The new thinker "tells us how and when the distant God will approach (in the meeting), and how and when the nearby God will become distant .." (Naharayim 228). Only with the God-man relationship does the substance of the meeting, in which it alone we are experienced, occurs, and bridges to God are made; all our attempts are attempts at bridge-building. God himself, when we come to know him, hides; man, that is, our essence, confines himself, and the world is made an apparent enigma. Only in their relationship, creation, revelation, redemption, is a resolution found.

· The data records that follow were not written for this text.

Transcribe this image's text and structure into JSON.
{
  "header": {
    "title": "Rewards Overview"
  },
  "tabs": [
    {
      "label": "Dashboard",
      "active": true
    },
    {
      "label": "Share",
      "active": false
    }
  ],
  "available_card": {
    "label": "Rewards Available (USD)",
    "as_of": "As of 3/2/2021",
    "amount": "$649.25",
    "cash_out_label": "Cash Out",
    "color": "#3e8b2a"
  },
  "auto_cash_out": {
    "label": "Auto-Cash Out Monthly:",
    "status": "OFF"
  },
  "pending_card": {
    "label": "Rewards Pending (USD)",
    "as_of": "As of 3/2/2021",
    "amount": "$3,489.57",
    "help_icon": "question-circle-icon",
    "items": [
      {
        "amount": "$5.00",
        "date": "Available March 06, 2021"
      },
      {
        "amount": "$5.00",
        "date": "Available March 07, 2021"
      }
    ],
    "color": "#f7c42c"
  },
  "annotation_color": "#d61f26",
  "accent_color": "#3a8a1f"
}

The meeting is a product of the relationship between God-man and everything the soul learns results from this relational act. And just as the soul abandons the body and has no existence in the framework of earthly life, so too belief, broken off from the intellect, has no existence in the societal, historical world in which revelation is fulfilled. Therefore, the relationship comes as power of reality to effectuate the meeting. “It is certain of its individuality only in the multiplicity of the things it is not something in itself but only in its relationships" (Star 168). The relationship gives eyes to see and hands to feel as primary conditions for the meeting attempt. For it is the nature of the attempt to weave relationships between the elements, relationships whose essence is demonstrated in the garb of man. The relationship of man-God teaches us that the origin of all genius lies in God's presence and His merciful creation with love. In the present the bridge between God and man allows man to understand his meeting with God as a meeting full of life, love and certainty. The bridging only brings forth that which is present to be revealed, as from the potential to the kinetic.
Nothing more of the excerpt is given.